Sunday dawned clear however and the hedges around Flamborough Head were alive. We were five minutes from the New Fall Plantation when the Red-flanked Bluetail was found. Would that we had ignored the Barred Warbler next to the Lighthouse but nevermind, this is the way it goes. Any Bluetail is a good Bluetail. Somehow I have now seen seven and I'd like to see another seven.

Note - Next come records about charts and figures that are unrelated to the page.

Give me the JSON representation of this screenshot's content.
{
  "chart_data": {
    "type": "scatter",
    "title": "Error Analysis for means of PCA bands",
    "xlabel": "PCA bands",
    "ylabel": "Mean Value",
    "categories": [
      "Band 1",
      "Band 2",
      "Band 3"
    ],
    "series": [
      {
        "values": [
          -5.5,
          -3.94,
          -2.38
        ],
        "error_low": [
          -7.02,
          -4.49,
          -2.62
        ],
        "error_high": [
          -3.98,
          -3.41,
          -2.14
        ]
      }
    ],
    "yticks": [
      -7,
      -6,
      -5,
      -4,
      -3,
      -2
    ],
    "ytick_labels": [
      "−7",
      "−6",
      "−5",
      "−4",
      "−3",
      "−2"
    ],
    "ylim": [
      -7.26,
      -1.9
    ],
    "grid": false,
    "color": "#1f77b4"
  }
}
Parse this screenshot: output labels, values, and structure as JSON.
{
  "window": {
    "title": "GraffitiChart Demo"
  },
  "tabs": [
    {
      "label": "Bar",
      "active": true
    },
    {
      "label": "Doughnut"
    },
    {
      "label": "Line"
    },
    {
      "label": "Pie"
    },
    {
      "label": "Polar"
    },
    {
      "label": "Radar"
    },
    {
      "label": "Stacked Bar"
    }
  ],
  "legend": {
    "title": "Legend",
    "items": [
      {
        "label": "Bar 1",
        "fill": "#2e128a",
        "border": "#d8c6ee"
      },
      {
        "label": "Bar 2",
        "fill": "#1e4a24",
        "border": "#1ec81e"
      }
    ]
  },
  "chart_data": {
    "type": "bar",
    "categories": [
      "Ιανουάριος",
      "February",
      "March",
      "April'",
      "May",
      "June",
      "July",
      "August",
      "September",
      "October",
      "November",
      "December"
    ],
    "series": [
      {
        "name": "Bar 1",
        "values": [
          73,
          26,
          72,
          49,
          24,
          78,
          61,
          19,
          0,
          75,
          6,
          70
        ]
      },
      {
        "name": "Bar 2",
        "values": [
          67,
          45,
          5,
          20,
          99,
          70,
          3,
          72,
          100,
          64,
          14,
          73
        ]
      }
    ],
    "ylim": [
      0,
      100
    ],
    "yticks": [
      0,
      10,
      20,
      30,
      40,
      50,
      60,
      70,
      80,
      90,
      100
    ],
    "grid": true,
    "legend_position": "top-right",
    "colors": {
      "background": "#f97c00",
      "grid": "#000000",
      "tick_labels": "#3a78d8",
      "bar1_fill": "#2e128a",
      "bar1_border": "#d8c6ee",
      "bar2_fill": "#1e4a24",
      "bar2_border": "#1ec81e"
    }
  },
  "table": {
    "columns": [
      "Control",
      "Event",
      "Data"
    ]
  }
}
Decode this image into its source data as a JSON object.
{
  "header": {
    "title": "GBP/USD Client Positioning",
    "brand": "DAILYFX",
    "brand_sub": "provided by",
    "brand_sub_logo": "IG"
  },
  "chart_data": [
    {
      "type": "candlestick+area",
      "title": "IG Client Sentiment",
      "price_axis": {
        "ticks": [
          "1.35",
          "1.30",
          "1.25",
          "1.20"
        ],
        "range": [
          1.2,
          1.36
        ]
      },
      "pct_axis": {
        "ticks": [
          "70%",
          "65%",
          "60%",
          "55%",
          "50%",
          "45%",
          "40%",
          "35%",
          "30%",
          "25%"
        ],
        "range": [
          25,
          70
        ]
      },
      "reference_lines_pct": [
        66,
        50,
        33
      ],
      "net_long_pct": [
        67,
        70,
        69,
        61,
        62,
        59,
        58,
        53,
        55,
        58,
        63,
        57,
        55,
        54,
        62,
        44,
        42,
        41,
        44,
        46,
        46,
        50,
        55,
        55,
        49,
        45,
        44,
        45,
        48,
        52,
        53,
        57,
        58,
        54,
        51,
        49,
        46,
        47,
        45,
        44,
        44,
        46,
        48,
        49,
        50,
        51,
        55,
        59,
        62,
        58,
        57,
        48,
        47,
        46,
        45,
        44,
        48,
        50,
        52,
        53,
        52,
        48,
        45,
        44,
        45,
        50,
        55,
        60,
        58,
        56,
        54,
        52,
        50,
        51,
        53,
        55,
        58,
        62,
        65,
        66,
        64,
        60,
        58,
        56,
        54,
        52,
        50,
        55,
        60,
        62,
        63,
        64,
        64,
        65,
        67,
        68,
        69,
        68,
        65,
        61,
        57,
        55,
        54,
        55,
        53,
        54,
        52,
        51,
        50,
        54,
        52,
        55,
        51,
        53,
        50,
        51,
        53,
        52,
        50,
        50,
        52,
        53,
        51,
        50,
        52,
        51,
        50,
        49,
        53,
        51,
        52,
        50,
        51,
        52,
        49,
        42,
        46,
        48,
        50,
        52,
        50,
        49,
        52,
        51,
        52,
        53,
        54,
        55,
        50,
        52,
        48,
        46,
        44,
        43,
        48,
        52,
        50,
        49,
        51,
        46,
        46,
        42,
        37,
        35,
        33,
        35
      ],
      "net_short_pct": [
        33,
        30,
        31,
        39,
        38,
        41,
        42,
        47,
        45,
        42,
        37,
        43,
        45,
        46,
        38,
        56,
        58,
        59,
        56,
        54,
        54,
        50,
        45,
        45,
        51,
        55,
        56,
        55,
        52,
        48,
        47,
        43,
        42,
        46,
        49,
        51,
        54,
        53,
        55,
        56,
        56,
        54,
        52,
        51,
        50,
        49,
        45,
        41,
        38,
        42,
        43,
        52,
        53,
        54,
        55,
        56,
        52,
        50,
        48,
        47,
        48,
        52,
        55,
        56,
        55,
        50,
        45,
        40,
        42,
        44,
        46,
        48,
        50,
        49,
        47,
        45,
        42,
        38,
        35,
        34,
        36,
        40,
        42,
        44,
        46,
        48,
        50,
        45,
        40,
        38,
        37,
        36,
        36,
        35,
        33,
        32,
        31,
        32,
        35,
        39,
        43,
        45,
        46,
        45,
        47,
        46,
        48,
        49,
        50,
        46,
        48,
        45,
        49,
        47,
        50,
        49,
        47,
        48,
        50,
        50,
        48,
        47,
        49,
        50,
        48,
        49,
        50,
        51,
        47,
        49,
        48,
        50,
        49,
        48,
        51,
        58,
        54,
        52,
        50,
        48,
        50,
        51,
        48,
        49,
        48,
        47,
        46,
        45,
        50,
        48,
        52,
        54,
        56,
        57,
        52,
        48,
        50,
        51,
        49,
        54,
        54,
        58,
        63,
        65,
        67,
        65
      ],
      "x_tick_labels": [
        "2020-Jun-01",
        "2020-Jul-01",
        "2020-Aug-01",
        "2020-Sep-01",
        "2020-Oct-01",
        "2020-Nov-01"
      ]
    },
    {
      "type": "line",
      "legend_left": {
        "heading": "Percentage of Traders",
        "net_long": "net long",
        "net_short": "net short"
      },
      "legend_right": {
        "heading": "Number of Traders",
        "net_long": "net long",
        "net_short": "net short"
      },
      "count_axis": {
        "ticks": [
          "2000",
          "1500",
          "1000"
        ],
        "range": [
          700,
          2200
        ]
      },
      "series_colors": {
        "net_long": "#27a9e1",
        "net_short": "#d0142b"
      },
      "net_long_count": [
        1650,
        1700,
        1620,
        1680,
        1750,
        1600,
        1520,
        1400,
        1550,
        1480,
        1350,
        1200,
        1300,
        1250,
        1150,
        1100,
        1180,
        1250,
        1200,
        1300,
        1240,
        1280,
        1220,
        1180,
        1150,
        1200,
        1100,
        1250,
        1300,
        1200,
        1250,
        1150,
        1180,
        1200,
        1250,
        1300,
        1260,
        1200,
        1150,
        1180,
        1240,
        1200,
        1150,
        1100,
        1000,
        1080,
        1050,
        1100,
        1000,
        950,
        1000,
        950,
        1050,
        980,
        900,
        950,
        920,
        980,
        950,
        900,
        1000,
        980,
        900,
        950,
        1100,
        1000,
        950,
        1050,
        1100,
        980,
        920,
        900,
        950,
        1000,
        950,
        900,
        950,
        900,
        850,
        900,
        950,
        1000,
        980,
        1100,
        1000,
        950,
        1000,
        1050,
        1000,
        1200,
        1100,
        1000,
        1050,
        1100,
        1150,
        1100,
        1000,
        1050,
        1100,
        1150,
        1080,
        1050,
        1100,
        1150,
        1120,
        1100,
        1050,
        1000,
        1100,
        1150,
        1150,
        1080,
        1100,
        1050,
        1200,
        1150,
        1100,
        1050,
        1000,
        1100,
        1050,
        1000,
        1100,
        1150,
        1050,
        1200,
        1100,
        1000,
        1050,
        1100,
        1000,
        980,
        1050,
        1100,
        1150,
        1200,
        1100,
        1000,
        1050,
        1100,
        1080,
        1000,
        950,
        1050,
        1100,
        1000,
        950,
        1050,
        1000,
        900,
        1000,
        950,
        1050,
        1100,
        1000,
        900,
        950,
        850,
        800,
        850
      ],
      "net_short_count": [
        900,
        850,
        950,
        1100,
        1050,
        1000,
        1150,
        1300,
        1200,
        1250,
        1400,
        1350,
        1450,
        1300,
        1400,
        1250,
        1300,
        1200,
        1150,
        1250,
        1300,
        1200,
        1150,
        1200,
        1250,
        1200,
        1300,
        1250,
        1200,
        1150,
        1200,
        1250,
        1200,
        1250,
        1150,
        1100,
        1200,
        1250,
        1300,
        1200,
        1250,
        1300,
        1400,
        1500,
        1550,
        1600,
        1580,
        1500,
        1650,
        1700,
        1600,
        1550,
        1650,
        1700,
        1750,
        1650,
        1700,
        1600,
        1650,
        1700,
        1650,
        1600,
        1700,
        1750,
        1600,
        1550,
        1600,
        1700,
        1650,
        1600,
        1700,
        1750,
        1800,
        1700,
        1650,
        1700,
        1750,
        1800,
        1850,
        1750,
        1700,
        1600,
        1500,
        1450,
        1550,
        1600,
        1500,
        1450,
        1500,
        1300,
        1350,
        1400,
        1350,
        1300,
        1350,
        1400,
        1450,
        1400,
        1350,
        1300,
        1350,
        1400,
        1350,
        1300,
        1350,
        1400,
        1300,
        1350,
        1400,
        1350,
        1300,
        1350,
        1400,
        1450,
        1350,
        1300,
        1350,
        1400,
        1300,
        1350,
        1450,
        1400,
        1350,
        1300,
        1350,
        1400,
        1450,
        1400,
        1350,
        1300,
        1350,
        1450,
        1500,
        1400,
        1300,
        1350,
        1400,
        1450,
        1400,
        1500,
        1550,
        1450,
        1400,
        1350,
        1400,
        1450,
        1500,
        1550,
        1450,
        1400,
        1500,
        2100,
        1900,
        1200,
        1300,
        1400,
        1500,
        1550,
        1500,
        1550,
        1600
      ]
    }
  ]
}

And the way the weather is going there could be more on the cards.

The entire weekend has been extremely birdy. We are on double figures of Yellow-browed Warbler and Redstart, there has been a Ring Ouzel, a Firecrest, a Great Grey Shrike, a Red-breasted Flycatcher and monstrous numbers of commoner migrants. There has not been the dream quality of Masked Shrike or Siberian Thrush, but it is not for lack of effort, and any weekend with a Bluetail is a mighty fine weekend indeed. I have walked miles and miles which is extremely good for me (despite the high level of junk food consumed) and I am feeling pretty good about the rawness and integrity of the birding. 

From Russia with Love

The last few years I have become fixated on world birding. In doing so I have had a brilliant time and seen some superb birds in superb places. But in the context of 2020 these past two days have been their equal in my eyes - I have learned that if I am motivated and up for it I can bird anywhere and have a great time. There might not be deserts, mountains and volcanos, but this part of Yorkshire is pretty special.